有没有办法忽略用于屏蔽单独数组的数组中的屏蔽值？

Question

My data is several arrays of data taken of the same length. 我的数据是取相同长度的几个数据数组。 I am masking one array (y) then using that masked array to mask a 2nd array (x). 我要遮罩一个数组（y），然后使用该遮罩的数组遮罩第二个数组（x）。 I mask x to get rid of values indicating equipment error (-9999). 我对x进行掩码以除去指示设备错误的值（-9999）。 I then use np.where() to find out where y is low (1 standard dev below the mean) to mask x in order to see the values of x when y is low. 然后，我使用np.where（）找出y较低的位置（均值以下1个标准dev）以掩盖x，以便在y较低时查看x的值。

I have tried changing my mask several times but none of the other numpy masked array operations gave me a different result. 我已经尝试过几次更改掩码，但是其他numpy掩码数组操作都没有给我带来不同的结果。 I tried to write a logical statement to give me the values when the mask = FALSE but I cannot do that within the np.where() statement. 我尝试编写一个逻辑语句，以在mask = FALSE时为我提供值，但是我无法在np.where（）语句中做到这一点。

x = np.array([ 0, 1, 2, 3, 4, 5, 6, 7, 8, 9, 10] )
y = np.array( [ 0, 1, -9999, 3, 4, 5, 6, 7, 8, -9999, 10 ] )

x = np.ma.masked_values( x, -9999 )
y = np.ma.masked_values( y, -9999 )

low_y = ( y.mean() - np.std( y ) )

x_masked = x[ np.where( y < low_y ) ]

When we call x_masked, it returns: 当我们调用x_masked时，它返回：

>>>x_masked
masked_array(data=[0, 1, 2, 9],
         mask=False,
   fill_value=-9999)

We expect the mean of x_masked to be 0.5 ( (0 + 1)/2 ) but instead the mean is 3 because of the masked -9999 values ( 2 & 9) that were included in x_masked. 我们期望x_masked的平均值为0.5（（0 + 1）/ 2），但平均值为3，因为x_masked中包含了被屏蔽的-9999值（2和9）。

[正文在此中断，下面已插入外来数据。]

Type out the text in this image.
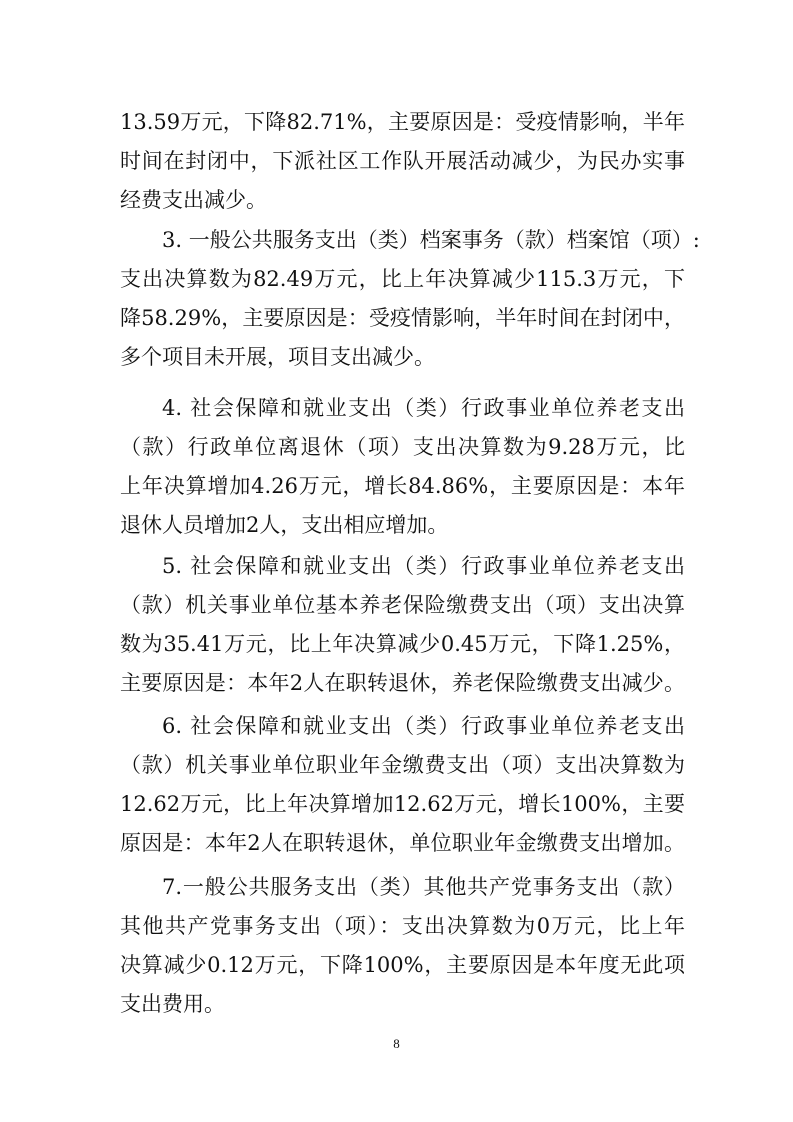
13.59万元，下降82.71%，主要原因是：受疫情影响，半年
时间在封闭中，下派社区工作队开展活动减少，为民办实事
经费支出减少。
3. 一般公共服务支出（类）档案事务（款）档案馆（项）:
支出决算数为82.49万元，比上年决算减少115.3万元，下
降58.29%，主要原因是：受疫情影响，半年时间在封闭中，
多个项目未开展，项目支出减少。
4. 社会保障和就业支出（类）行政事业单位养老支出
（款）行政单位离退休（项）支出决算数为9.28万元，比
上年决算增加4.26万元，增长84.86%，主要原因是：本年
退休人员增加2人，支出相应增加。
5. 社会保障和就业支出（类）行政事业单位养老支出
（款）机关事业单位基本养老保险缴费支出（项）支出决算
数为35.41万元，比上年决算减少0.45万元，下降1.25%，
主要原因是：本年2人在职转退休，养老保险缴费支出减少。
6. 社会保障和就业支出（类）行政事业单位养老支出
（款）机关事业单位职业年金缴费支出（项）支出决算数为
12.62万元，比上年决算增加12.62万元，增长100%，主要
原因是：本年2人在职转退休，单位职业年金缴费支出增加。
7.一般公共服务支出（类）其他共产党事务支出（款）
其他共产党事务支出（项）：支出决算数为0万元，比上年
决算减少0.12万元，下降100%，主要原因是本年度无此项
支出费用。
8
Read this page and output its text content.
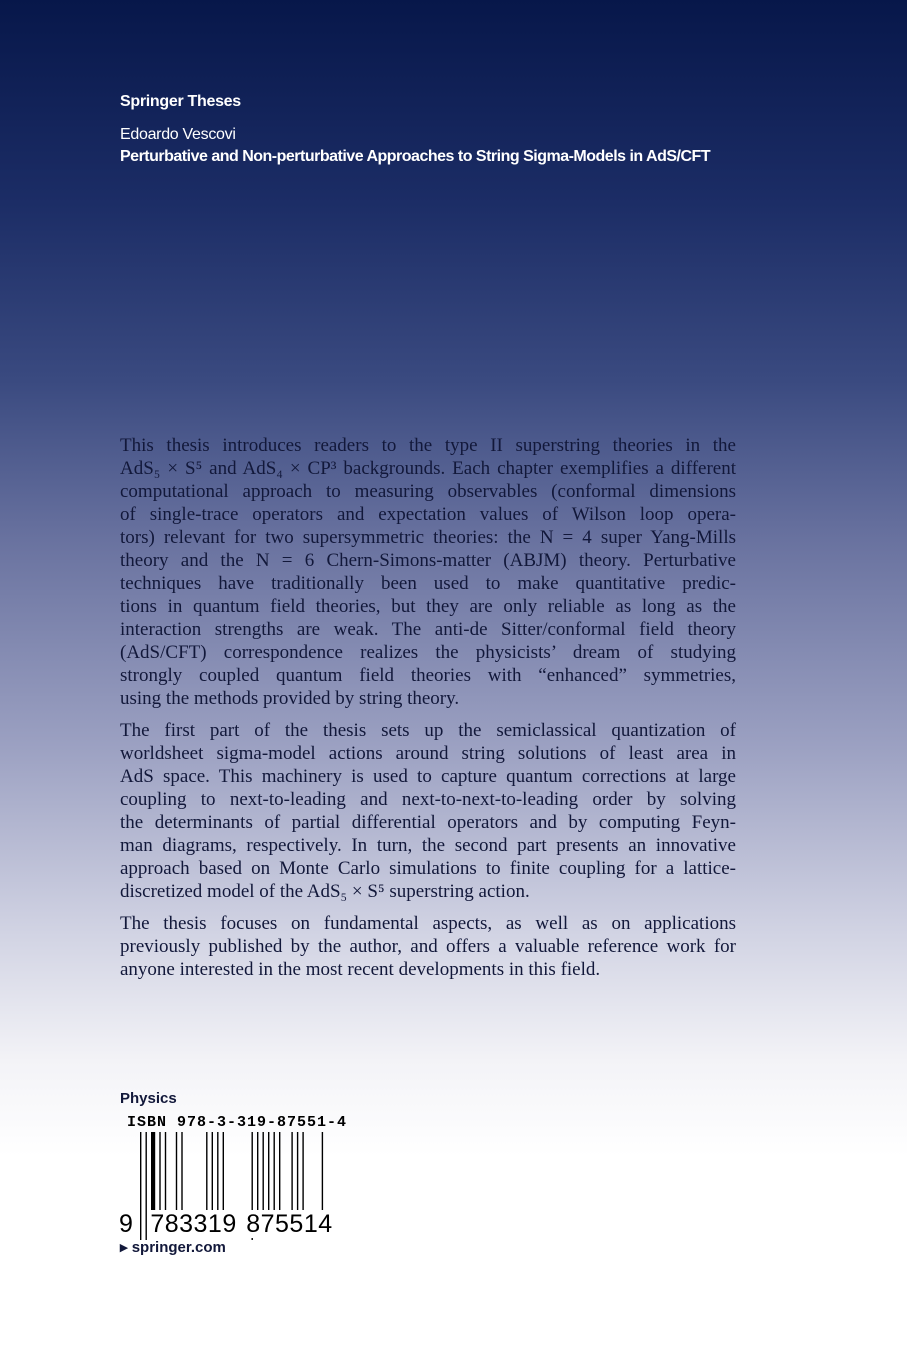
Springer Theses
Edoardo Vescovi
Perturbative and Non-perturbative Approaches to String Sigma-Models in AdS/CFT
This thesis introduces readers to the type II superstring theories in the
AdS₅ × S⁵ and AdS₄ × CP³ backgrounds. Each chapter exemplifies a different
computational approach to measuring observables (conformal dimensions
of single-trace operators and expectation values of Wilson loop opera-
tors) relevant for two supersymmetric theories: the N = 4 super Yang-Mills
theory and the N = 6 Chern-Simons-matter (ABJM) theory. Perturbative
techniques have traditionally been used to make quantitative predic-
tions in quantum field theories, but they are only reliable as long as the
interaction strengths are weak. The anti-de Sitter/conformal field theory
(AdS/CFT) correspondence realizes the physicists’ dream of studying
strongly coupled quantum field theories with “enhanced” symmetries,
using the methods provided by string theory.
The first part of the thesis sets up the semiclassical quantization of
worldsheet sigma-model actions around string solutions of least area in
AdS space. This machinery is used to capture quantum corrections at large
coupling to next-to-leading and next-to-next-to-leading order by solving
the determinants of partial differential operators and by computing Feyn-
man diagrams, respectively. In turn, the second part presents an innovative
approach based on Monte Carlo simulations to finite coupling for a lattice-
discretized model of the AdS₅ × S⁵ superstring action.
The thesis focuses on fundamental aspects, as well as on applications
previously published by the author, and offers a valuable reference work for
anyone interested in the most recent developments in this field.
Physics
ISBN 978-3-319-87551-4
9 783319 875514
▸ springer.com
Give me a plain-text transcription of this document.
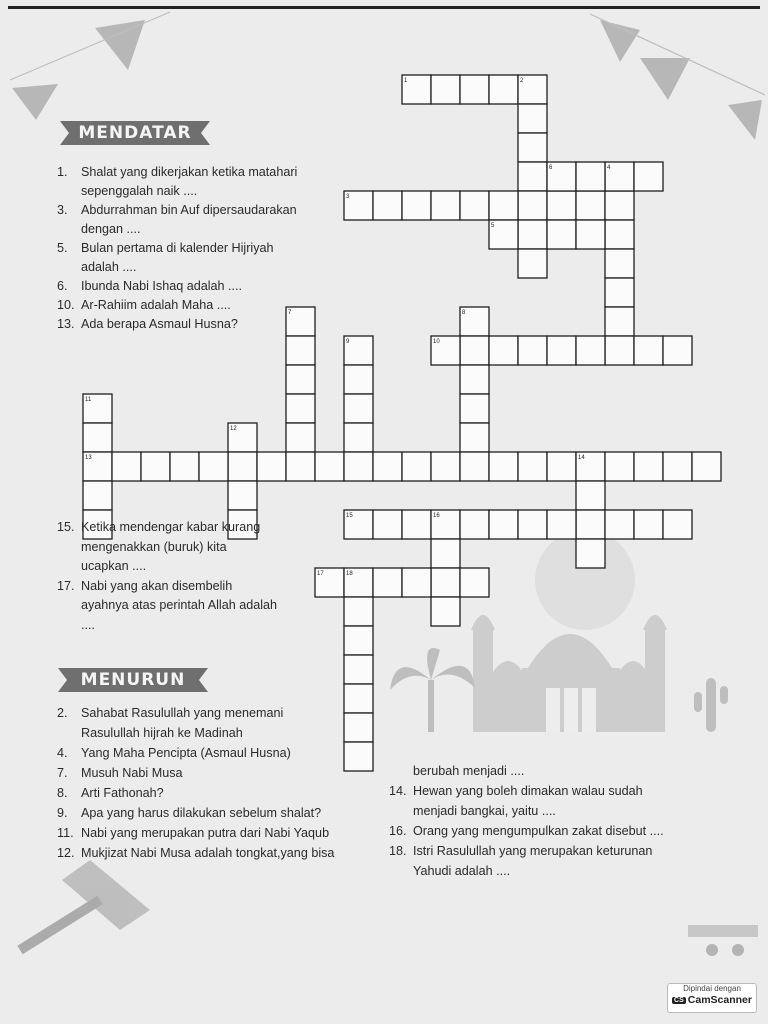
1	2
3
4
5
6
7	8
9	10
11
12
13	14
15	16
17	18
MENDATAR
1. Shalat yang dikerjakan ketika matahari
sepenggalah naik ....
3. Abdurrahman bin Auf dipersaudarakan
dengan ....
5. Bulan pertama di kalender Hijriyah
adalah ....
6. Ibunda Nabi Ishaq adalah ....
10. Ar-Rahiim adalah Maha ....
13. Ada berapa Asmaul Husna?
15. Ketika mendengar kabar kurang
mengenakkan (buruk) kita
ucapkan ....
17. Nabi yang akan disembelih
ayahnya atas perintah Allah adalah
....
MENURUN
2. Sahabat Rasulullah yang menemani
Rasulullah hijrah ke Madinah
4. Yang Maha Pencipta (Asmaul Husna)
7. Musuh Nabi Musa
8. Arti Fathonah?
9. Apa yang harus dilakukan sebelum shalat?
11. Nabi yang merupakan putra dari Nabi Yaqub
12. Mukjizat Nabi Musa adalah tongkat,yang bisa
berubah menjadi ....
14. Hewan yang boleh dimakan walau sudah
menjadi bangkai, yaitu ....
16. Orang yang mengumpulkan zakat disebut ....
18. Istri Rasulullah yang merupakan keturunan
Yahudi adalah ....
Dipindai dengan
CS CamScanner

Is there a way to exclude the masked values in order to only get the unmasked values? 有没有一种方法可以排除屏蔽值，以便仅获取未屏蔽值？

Answer 1

I think you'd want to masked x where y != -9999 . 我认为您想在y != -9999地方屏蔽x 。 If you make this change to your code, it works as you expect. 如果对代码进行了更改，它将按预期工作。

You could also just use np.where to mask. 您也可以只使用np.where进行遮罩。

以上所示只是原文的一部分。